4.2 The Endogenous Switching Regression Results
The full information maximum likelihood estimates of the endogenous switching model
based on pooled cross-sections data are reported in table 2. The first and second columns present
the estimated coefficients of the welfare functions of the less diversified and diversified groups
respectively whiles the probit selection equation for the off-farm diversification equation is
shown in the third column.

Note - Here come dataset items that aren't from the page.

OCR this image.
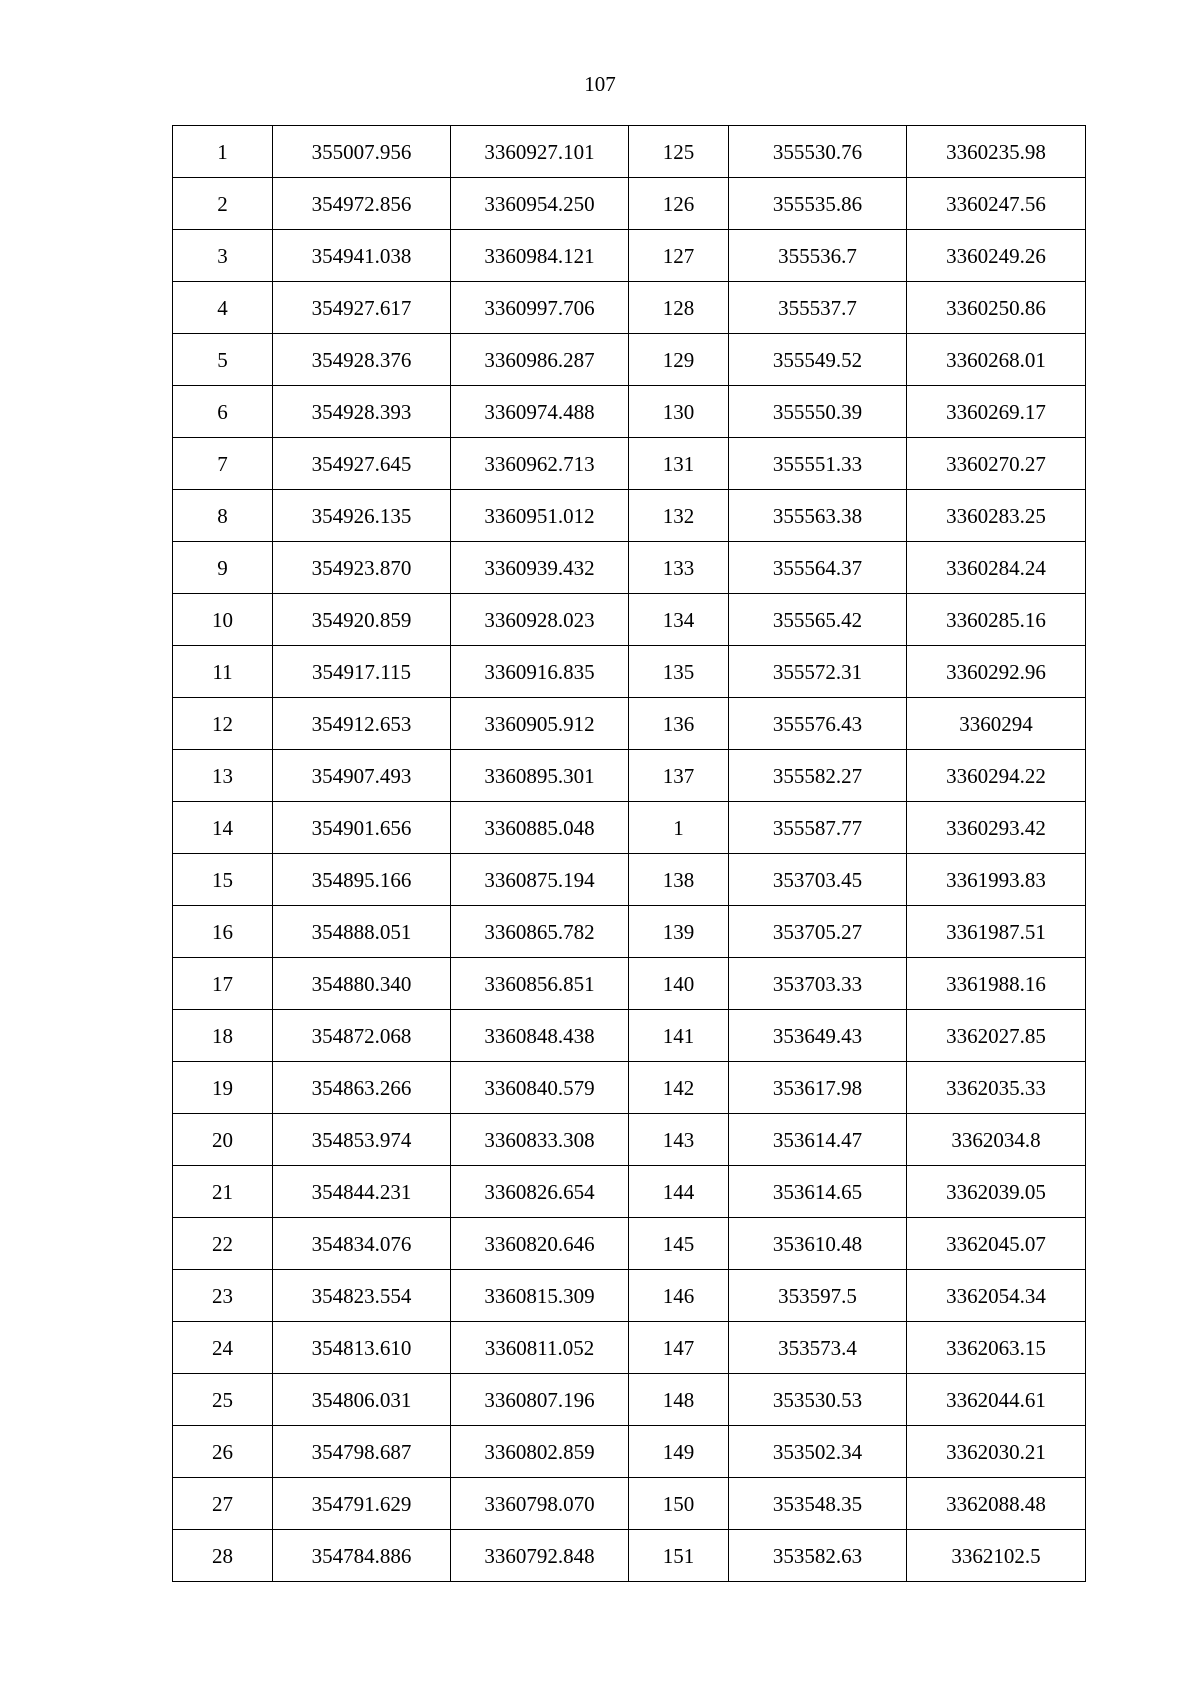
107
1	355007.956	3360927.101	125	355530.76	3360235.98
2	354972.856	3360954.250	126	355535.86	3360247.56
3	354941.038	3360984.121	127	355536.7	3360249.26
4	354927.617	3360997.706	128	355537.7	3360250.86
5	354928.376	3360986.287	129	355549.52	3360268.01
6	354928.393	3360974.488	130	355550.39	3360269.17
7	354927.645	3360962.713	131	355551.33	3360270.27
8	354926.135	3360951.012	132	355563.38	3360283.25
9	354923.870	3360939.432	133	355564.37	3360284.24
10	354920.859	3360928.023	134	355565.42	3360285.16
11	354917.115	3360916.835	135	355572.31	3360292.96
12	354912.653	3360905.912	136	355576.43	3360294
13	354907.493	3360895.301	137	355582.27	3360294.22
14	354901.656	3360885.048	1	355587.77	3360293.42
15	354895.166	3360875.194	138	353703.45	3361993.83
16	354888.051	3360865.782	139	353705.27	3361987.51
17	354880.340	3360856.851	140	353703.33	3361988.16
18	354872.068	3360848.438	141	353649.43	3362027.85
19	354863.266	3360840.579	142	353617.98	3362035.33
20	354853.974	3360833.308	143	353614.47	3362034.8
21	354844.231	3360826.654	144	353614.65	3362039.05
22	354834.076	3360820.646	145	353610.48	3362045.07
23	354823.554	3360815.309	146	353597.5	3362054.34
24	354813.610	3360811.052	147	353573.4	3362063.15
25	354806.031	3360807.196	148	353530.53	3362044.61
26	354798.687	3360802.859	149	353502.34	3362030.21
27	354791.629	3360798.070	150	353548.35	3362088.48
28	354784.886	3360792.848	151	353582.63	3362102.5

A Wald test of whether the estimated coefficients as a group are
different between the more diversified and less diversified equations produced a chi-squared
value of 184.08 with 25 degrees of freedom. This means that the coefficients are statistically
different. The likelihood ratio test for joint independence of the three equations rejects the null
hypothesis that all slope coefficients are equal to zero at the 1 percent level (chi-squared value
was 71.77). The simultaneous modeling based on the switching regression technique was
justified given the highly significant off-diagonal values of the error covariance matrix and the
error correlations.
The correlation coefficients rho_1 and rho_2 are both positive and significant. This
means both observed and unobserved factors influence the decision to participate in off-farm
employment and welfare resulting from those decisions. This also indicates that self-selection
occurred in the off-farm participation decision and welfare given the participation decision. In
other words, farm households who participate in off-farm employment have higher welfare than
random households from the random sample who have not participated in non-farm work.
Engaging in off-farm diversification had a significant impact on welfare among those who
participated in it.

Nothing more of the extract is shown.